Where the three most-used arms were expected to combine for at least 95 or 100 innings in October five years ago, the 2021 Astros required only 70, and the champion Braves won with 89 innings from Max Fried, Ian Anderson and Charlie Morton.
The shift isn’t just about whether top starters contribute out of the bullpen on their throw days. That risk may indeed be less palatable to teams — Scherzer missed his NLCS start after closing NLDS Game 5 against the Giants last season — but there are also more pitchers than ever accustomed to operating on five days rest, not the traditional four. Nearly every top starter expected to pitch in this postseason made at least half their starts this season on five or more days rest. Yankees ace Gerrit Cole, the starter on the most traditional schedule, made 17 starts on four days rest and 16 starts on five or more.
More innings were already going to be entrusted to the second line of the staff, so to speak. Last year’s champion Braves got outs from then-swingman Kyle Wright, Jesse Chavez and Luke Jackson. For the AL-winning Astros, it was Ryne Stanek, Cristian Javier and No. 4 starter José Urquidy.
This season, the excised off days will only accentuate the importance of those crucial reinforcements.
Who has winning pitching depth in 2022 MLB playoffs?

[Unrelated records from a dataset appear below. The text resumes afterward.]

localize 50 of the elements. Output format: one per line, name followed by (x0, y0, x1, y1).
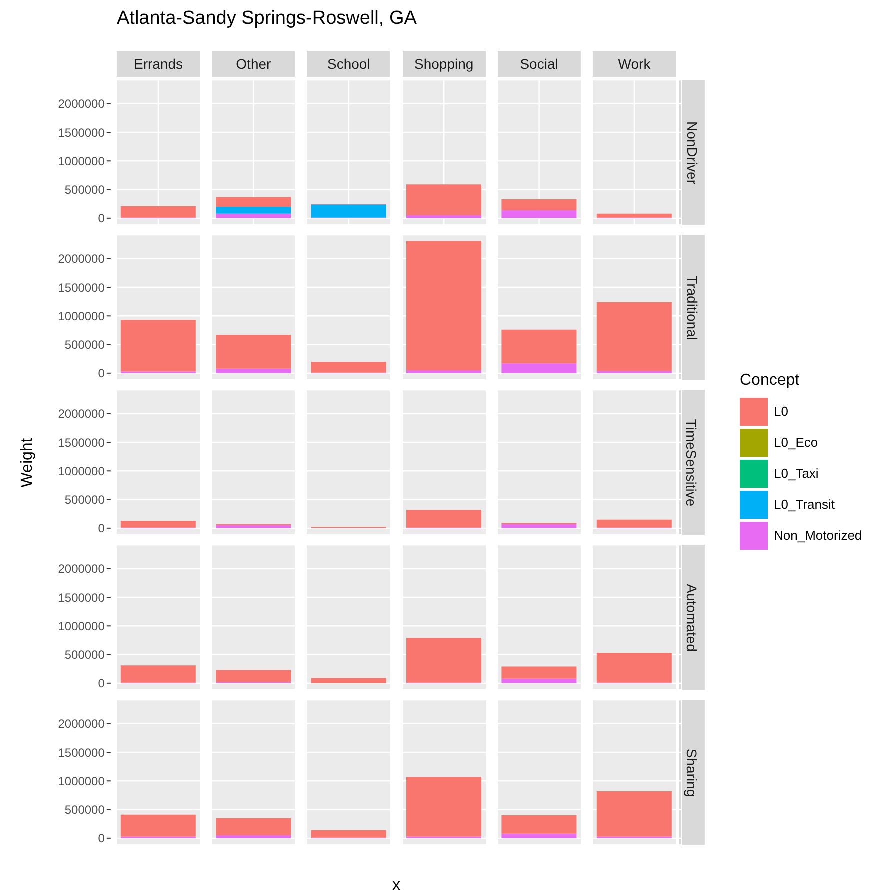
y2-axis-title: NonDriver (684, 120, 700, 184)
legend-label: L0_Transit (774, 497, 835, 512)
facet-strip: Traditional (679, 235, 705, 380)
y-tick-label: 0 (98, 832, 106, 846)
legend-label: L0_Eco (774, 435, 818, 450)
legend-label: L0 (774, 404, 788, 419)
y-tick-label: 1500000 (58, 746, 106, 760)
y-tick-label: 1000000 (58, 774, 106, 788)
y-tick-label: 2000000 (58, 407, 106, 422)
y-tick-label: 500000 (64, 493, 106, 508)
y-tick-label: 500000 (64, 183, 106, 198)
x-tick-label: Shopping (402, 51, 486, 77)
x-tick-label: Work (593, 51, 676, 77)
legend-label: Non_Motorized (774, 528, 862, 543)
y-tick-label: 0 (98, 522, 106, 536)
y2-axis-title: Automated (684, 584, 700, 652)
y-tick-label: 2000000 (58, 562, 106, 576)
x-tick-label: Other (212, 51, 296, 77)
y-tick-label: 500000 (64, 648, 106, 662)
y-tick-label: 1500000 (58, 280, 106, 295)
x-tick-label: Social (498, 51, 581, 77)
legend-label: L0_Taxi (774, 466, 819, 481)
y-axis-title: Weight (19, 438, 37, 488)
y-tick-label: 0 (98, 366, 106, 381)
y-tick-label: 2000000 (58, 717, 106, 732)
y-tick-label: 1500000 (58, 590, 106, 605)
facet-strip: Automated (679, 545, 705, 690)
y-tick-label: 1500000 (58, 126, 106, 140)
legend-title: Concept (740, 372, 801, 390)
x-tick-label: Errands (117, 51, 200, 77)
y2-axis-title: Sharing (684, 748, 700, 797)
x-tick-label: School (307, 51, 390, 77)
facet-strip: TimeSensitive (679, 390, 705, 535)
y2-axis-title: TimeSensitive (684, 418, 700, 506)
y-tick-label: 1000000 (58, 154, 106, 168)
chart-title: Atlanta-Sandy Springs-Roswell, GA (117, 8, 417, 30)
x-axis-title: x (392, 877, 400, 890)
y-tick-label: 500000 (64, 803, 106, 818)
facet-strip: NonDriver (679, 80, 705, 225)
y-tick-label: 2000000 (58, 252, 106, 266)
y-tick-label: 1000000 (58, 309, 106, 324)
y-tick-label: 2000000 (58, 97, 106, 112)
y-tick-label: 500000 (64, 338, 106, 352)
y-tick-label: 1000000 (58, 619, 106, 634)
y-tick-label: 0 (98, 212, 106, 226)
facet-strip: Sharing (679, 700, 705, 845)
y-tick-label: 1000000 (58, 464, 106, 478)
y2-axis-title: Traditional (684, 275, 700, 340)
y-tick-label: 0 (98, 676, 106, 691)
y-tick-label: 1500000 (58, 436, 106, 450)
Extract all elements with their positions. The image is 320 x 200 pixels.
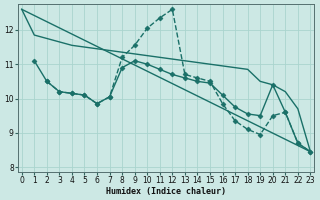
X-axis label: Humidex (Indice chaleur): Humidex (Indice chaleur) — [106, 187, 226, 196]
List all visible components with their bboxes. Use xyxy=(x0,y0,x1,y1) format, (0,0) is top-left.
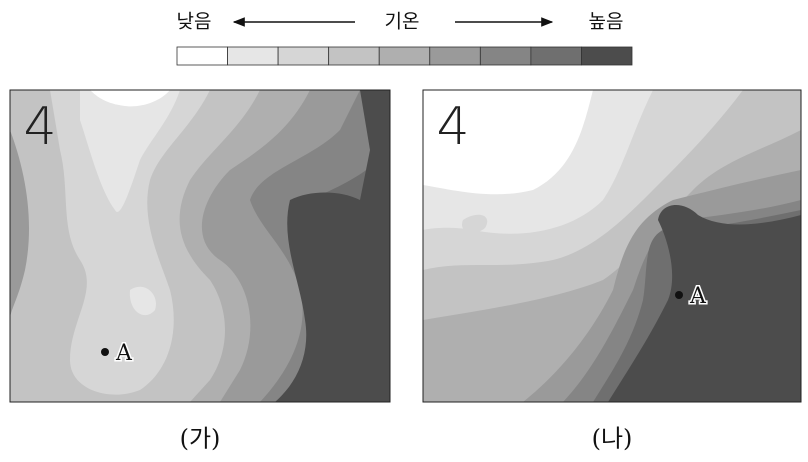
legend-title: 기온 xyxy=(385,11,420,33)
legend-swatch xyxy=(581,46,633,66)
map-mark: 4 xyxy=(436,97,469,157)
caption: (나) xyxy=(592,425,633,453)
map-na: 4 A xyxy=(422,89,802,403)
legend-swatch xyxy=(429,46,481,66)
point-label: A xyxy=(689,284,707,309)
map-mark: 4 xyxy=(23,97,56,157)
caption: (가) xyxy=(180,425,221,453)
legend-swatch xyxy=(530,46,582,66)
legend-swatch xyxy=(479,46,532,66)
point xyxy=(101,348,109,356)
legend-swatch xyxy=(176,46,228,66)
legend-swatch xyxy=(277,46,330,66)
point-label: A xyxy=(115,341,133,366)
legend-swatch xyxy=(378,46,431,66)
legend-high: 높음 xyxy=(589,11,624,33)
legend-low: 낮음 xyxy=(177,11,212,33)
legend-swatch xyxy=(227,46,279,66)
point xyxy=(675,291,683,299)
legend-swatch xyxy=(328,46,380,66)
map-ga: 4 A xyxy=(9,89,391,403)
legend-scale xyxy=(176,46,633,66)
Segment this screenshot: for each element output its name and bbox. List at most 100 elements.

So who has the abundance of arm talent to cover the crunch of important innings? Well, there are a lot of ways we could measure that. I’ve picked one way as a rough guide.
I used Fielding Independent Pitching, a metric that uses strikeouts, walks and homers to give us a slightly more predictive picture of a pitcher’s performance than ERA. I wanted to see which teams in the Division Series had the most available (read: healthy) pitchers who posted second-half FIP marks of 3.30 or lower, which is roughly 20% better than average, in 20 or more innings.
The answer is what you’d expect: The Astros, whose rotation depth is the envy of the league, have the most, with eight. Dusty Baker’s usage of stellar arms like Cristian Javier, Luis Garcia and Hunter Brown — capable starters who nonetheless rank behind Verlander, Framber Valdez and Lance McCullers Jr. — could give Houston a major advantage.
The Los Angeles Dodgers, Atlanta Braves and Cleveland Guardians each come into the playoffs with seven of those arms, bolstered significantly by deep bullpens. We already saw Cleveland’s in action in the Run Prevention-palooza that was AL wild-card Game 2.
The San Diego Padres and New York Yankees enter with the weakest units, at four such pitchers apiece. The Yankees are here not because they failed to accumulate the talent, but because so many of their best arms are injured. The injury bug, and the post-trade struggles of Frankie Montas, have taken a huge bite out of manager Aaron Boone’s depth. That leaves a lot of weight on the shoulders of the expected starters — Cole, Nestor Cortes Jr. and Luis Severino — and potentially on Jameson Taillon to pivot seamlessly between relief work and occasional starts.
Several regular season starters could be doing that delicate, but potentially advantageous, dance. Mariners rookie George Kirby produced an excellent 3.39 ERA in 25 starts, then wound up closing Seattle’s clinch against Toronto. If the Phillies plan to overcome the depth and rest edges the Braves carry into their series, they may need similar help from Zach Eflin — who already leapt into the closer role over the past week — as well as Bailey Falter and/or Noah Syndergaard.
One or more of these pitchers will find themselves in major moments this month. Their readiness might determine the outcome of one or more series. And almost assuredly, when the victor hoists the World Series trophy in November, it’s going to be on the strength of more arms than usual.